Tuesday, January 3, 2023

An 1892 visit to the Bull Rock to collect seabirds' eggs

The Bull Rock station taken from the west end of Dursey Island

The following is a verbatim report that appeared in The Field Magazine ('The Country Gentleman's Newspaper') on 2nd July 1892:

We cast off from the pier at Berehaven on May 11 at 5am, and with smooth water and just enough wind to create a draught on our furnace and a strong ebb tide in our favour, we were soon alongside the Bull Rock, a small islet lying about two and a half miles N.W. of Dursey Island and 292 feet high. This is the most southerly breeding haunt of the gannet on the Irish coast.

There is deep water close to the rock and in fine weather a small steamer may lie close in to a remarkable arched hole worn by the action of the sea through the island. A good view of the buildings on the east side may be obtained and the effect of the view under the almost perpendicular cliff is somewhat heightened by the probability that some of the loose stones, which jut out here and there from the face of the rock, will one day fall from their places into the abyss below.        

After landing a few tons of coal for the use of the lightkeepers, I took one of the men with me and went ashore in search of sea birds’ eggs. The ascent is not difficult, there being concrete steps built all the way up to the lighthouse, but the moment we arrived at the summit, a cold, clammy wind blew in our faces, with a fine rain that penetrated our clothing and made our foothold very slippery and difficult. A thick fog prevailing at the time, the watchman on the look-out station was busy with the fog-signal – charges of gun cotton, which he fired at short intervals – the concussion from which was very considerable at close quarters. We were informed by one of the keepers that the nearest way to the gannets’ nesting places was close past the signal station. Just as we were passing it, one of the charges was fired, and within a few feet of us; the concussion was so great that it nearly knocked us down. I shall never forget the look of dismay on Pat’s face as he crossed himself and said “Oh Blessed Virgin, but they’ll blow us into smithereens. For the love of God, sor, come away out of this.”

1905 CIL photograph in the National Library Ireland

The weather now cleared up and became beautifully fine and warm, and we were able to obtain a good view from the summit. The lightkeepers’ dwellings, with the lighthouse, signal station and gasometer, with thousands of seafowl, some circling overhead, but the majority sitting on their nests, gave the rock a very homely and animated appearance compared to what it was when I visited it some years ago, before these buildings were erected.

During the breeding season the birds are very tame. The puffins seem to have no fear whatever, though wary enough when on the water and away from their nests. We captured several of them with a landing net, but let them go again. I have sat for hours within a few feet of these birds, making sketches of them and no better place could an artist find for studying the habits and attitudes of sea birds than this wild, rocky isle off the Irish coast.
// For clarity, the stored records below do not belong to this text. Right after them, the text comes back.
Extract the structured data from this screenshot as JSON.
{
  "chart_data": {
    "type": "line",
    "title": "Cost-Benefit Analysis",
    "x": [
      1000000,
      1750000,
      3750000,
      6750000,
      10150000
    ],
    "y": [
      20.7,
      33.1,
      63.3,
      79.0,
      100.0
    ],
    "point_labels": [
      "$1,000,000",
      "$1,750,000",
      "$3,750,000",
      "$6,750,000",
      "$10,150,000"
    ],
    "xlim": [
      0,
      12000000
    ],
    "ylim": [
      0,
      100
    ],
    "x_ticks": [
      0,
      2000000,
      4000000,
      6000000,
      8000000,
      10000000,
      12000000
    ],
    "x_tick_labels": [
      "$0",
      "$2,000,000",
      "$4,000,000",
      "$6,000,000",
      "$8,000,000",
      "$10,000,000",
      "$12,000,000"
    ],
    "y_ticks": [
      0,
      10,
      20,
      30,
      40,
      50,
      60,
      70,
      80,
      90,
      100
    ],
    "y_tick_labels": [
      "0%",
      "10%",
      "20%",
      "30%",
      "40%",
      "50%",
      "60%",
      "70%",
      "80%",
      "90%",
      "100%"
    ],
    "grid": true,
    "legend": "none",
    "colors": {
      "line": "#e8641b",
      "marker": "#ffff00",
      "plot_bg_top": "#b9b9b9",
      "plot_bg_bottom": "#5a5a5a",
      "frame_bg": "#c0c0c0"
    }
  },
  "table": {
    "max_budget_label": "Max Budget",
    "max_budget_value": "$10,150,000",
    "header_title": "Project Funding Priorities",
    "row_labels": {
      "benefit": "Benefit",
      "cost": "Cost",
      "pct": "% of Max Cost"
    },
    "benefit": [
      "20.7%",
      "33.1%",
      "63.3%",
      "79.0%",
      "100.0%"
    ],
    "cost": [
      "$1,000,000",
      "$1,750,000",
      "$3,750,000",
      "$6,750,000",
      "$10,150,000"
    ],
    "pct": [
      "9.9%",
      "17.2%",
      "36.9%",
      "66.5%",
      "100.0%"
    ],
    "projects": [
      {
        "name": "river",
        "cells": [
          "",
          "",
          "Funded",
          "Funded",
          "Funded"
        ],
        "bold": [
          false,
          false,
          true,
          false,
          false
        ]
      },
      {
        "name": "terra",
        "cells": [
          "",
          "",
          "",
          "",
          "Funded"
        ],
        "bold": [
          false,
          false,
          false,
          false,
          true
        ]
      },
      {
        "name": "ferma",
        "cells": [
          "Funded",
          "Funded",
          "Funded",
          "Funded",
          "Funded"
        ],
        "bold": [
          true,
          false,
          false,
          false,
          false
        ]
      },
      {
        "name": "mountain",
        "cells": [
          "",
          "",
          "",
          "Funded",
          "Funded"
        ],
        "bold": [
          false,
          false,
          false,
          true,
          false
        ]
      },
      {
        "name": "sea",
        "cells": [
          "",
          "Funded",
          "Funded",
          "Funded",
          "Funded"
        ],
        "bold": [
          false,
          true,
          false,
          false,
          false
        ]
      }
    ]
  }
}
The puffins and razorbills seem to keep on friendly terms enough with one another but will not permit the gannets or seagulls to associate with them. I have watched the puffins and razorbills sitting side by side in the most friendly manner. The puffins, with their furrowed and painted beaks, remind one strongly of the highly coloured pasteboard noses of preponderous shape and size which decorate the windows of the toy shops at Christmas time; this, with their look of utter indifference, strike one as very laughable. For pugnacity and impudence, a town-bred cock-sparrow is difficult to beat, but for a look of thorough contentment and utter indifference to all surroundings, commend me to a puffin on the Bull Rock.

1905 CIL photograph in the National Library Ireland

We made a good collection of eggs, the gannet, puffin, razorbill and kittiwakes being very plentiful, but difficult to get at; one has to stick as close to the rock as a limpet when creeping along the narrow ledges of the precipices, only a few inches wide. This is very dangerous work to one not accustomed to it, as a false step, or a loose stone, will end your egg-collecting days forever in this world. It was only a few weeks ago one of the light-keepers on the Tearaght, one of the Blasket group of islands off the Kerry coast, lost his life while collecting ‘sea-parrot’s’ eggs. He was on a very dangerous part of the rock at the time, and was in the act of taking a puffin’s egg, when the bird, which happened to be in the hole at the time, bit his finger and, in suddenly pulling back his hand, he overbalanced himself and fell backwards, rolling down some 50 feet of the sloping part of the rock, and then disappeared over the precipice some 400ft into the sea below. His body was never recovered.

View of Bull Rock from Dursey Island. The greenery is on the Cow Rock which lies between the two. The author of the piece above visited the Cow Rock subsequently  and found the eggs much more easy to access as the top of that rock is broader and flatter.

Puffin (the keeper he killed on Tearaght was called Daniel Morgan)





  1. Talk about taking yer life in yer hand Pete, and literally in the case of youn light keeper

  2. Very unfair of you to blame that actual puffin for the murder.